Classic Challenge

The men-only policy at Muirfield is undoubtedly a tad quaint in this day and age but, whatever anyone might say to the contrary, this year’s Open venue has plenty of features which no-one would want to change, starting with the course

Ernie Els and Thomas LevetBy way of an update, there are women in the mix on Tuesdays and Thursdays, Muirfield’s visitors’ days and the days when members tend to stay well clear. What is more, for the last couple of years, the women concerned have been allowed to eat the lunch instead of being shunted into a side-room with a plate of sandwiches.

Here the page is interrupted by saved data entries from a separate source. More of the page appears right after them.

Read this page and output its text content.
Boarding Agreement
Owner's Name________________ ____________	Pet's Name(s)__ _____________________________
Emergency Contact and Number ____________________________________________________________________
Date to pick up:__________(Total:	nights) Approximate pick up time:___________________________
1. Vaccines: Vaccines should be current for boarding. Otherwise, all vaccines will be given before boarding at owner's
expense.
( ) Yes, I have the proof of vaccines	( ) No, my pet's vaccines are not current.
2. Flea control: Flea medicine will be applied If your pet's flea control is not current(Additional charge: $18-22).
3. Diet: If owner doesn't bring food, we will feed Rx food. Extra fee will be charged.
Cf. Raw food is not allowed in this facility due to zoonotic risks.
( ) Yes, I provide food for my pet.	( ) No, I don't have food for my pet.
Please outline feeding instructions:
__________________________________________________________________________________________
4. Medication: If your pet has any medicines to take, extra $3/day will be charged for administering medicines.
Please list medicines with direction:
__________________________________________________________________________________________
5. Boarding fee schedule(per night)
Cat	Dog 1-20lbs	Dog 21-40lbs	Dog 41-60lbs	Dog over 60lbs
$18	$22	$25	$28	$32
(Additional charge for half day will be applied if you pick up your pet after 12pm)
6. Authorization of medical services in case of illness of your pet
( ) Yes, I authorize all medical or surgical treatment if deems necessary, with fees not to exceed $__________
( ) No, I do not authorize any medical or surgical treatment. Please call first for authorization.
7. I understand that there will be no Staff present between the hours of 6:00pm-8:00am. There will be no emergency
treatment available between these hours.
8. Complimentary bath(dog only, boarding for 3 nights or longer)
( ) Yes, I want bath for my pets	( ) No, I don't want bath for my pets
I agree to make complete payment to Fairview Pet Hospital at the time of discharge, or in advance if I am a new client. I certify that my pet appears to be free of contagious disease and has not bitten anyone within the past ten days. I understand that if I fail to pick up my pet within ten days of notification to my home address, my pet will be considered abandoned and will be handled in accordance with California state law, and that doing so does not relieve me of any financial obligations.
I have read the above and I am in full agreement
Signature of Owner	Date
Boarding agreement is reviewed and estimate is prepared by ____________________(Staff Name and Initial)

The club also has a history, if a scanty one, of having hosted a couple of Curtis Cups, though in the case of the 1958 installment, they stopped short of letting the women use the clubhouse as their base. (On the one day the women were allowed in for tea, the secretary posted a warning in the members’ locker-room and said he hoped that the members would not be too inconvenienced by the invasion.)

More recently, the members have played an annual match against a team of women professionals led by Ireland’s Maureen Madill, who often commentates for the BBC during The Open.

The above is a fixture which the members will often mention by way of suggesting that they are doing more than enough to balance the ledger. That can be a little irritating; though, in terms of irritation, not too much can have matched how Muirfield, the R&A and the other male-only establishments would have felt when Augusta admitted a couple of women members in time for this year’s Masters.

How many of those Muirfield and R&A men, you have to wonder, would have gone up to the green-jacketed ones during that major and complained, "You’ve let the side down …"

Yet, by the end of this month’s championship, all the fuss will have given way to reports of how one more golfing great has won at Muirfield. For sure, no other Open venue can boast such a list of champions: Harold Hilton, Harry Vardon, James Braid, Ted Ray, Walter Hagen, Henry Cotton, Alf Perry, Gary Player, Jack Nicklaus, Lee Trevino, Tom Watson, Nick Faldo and Ernie Els.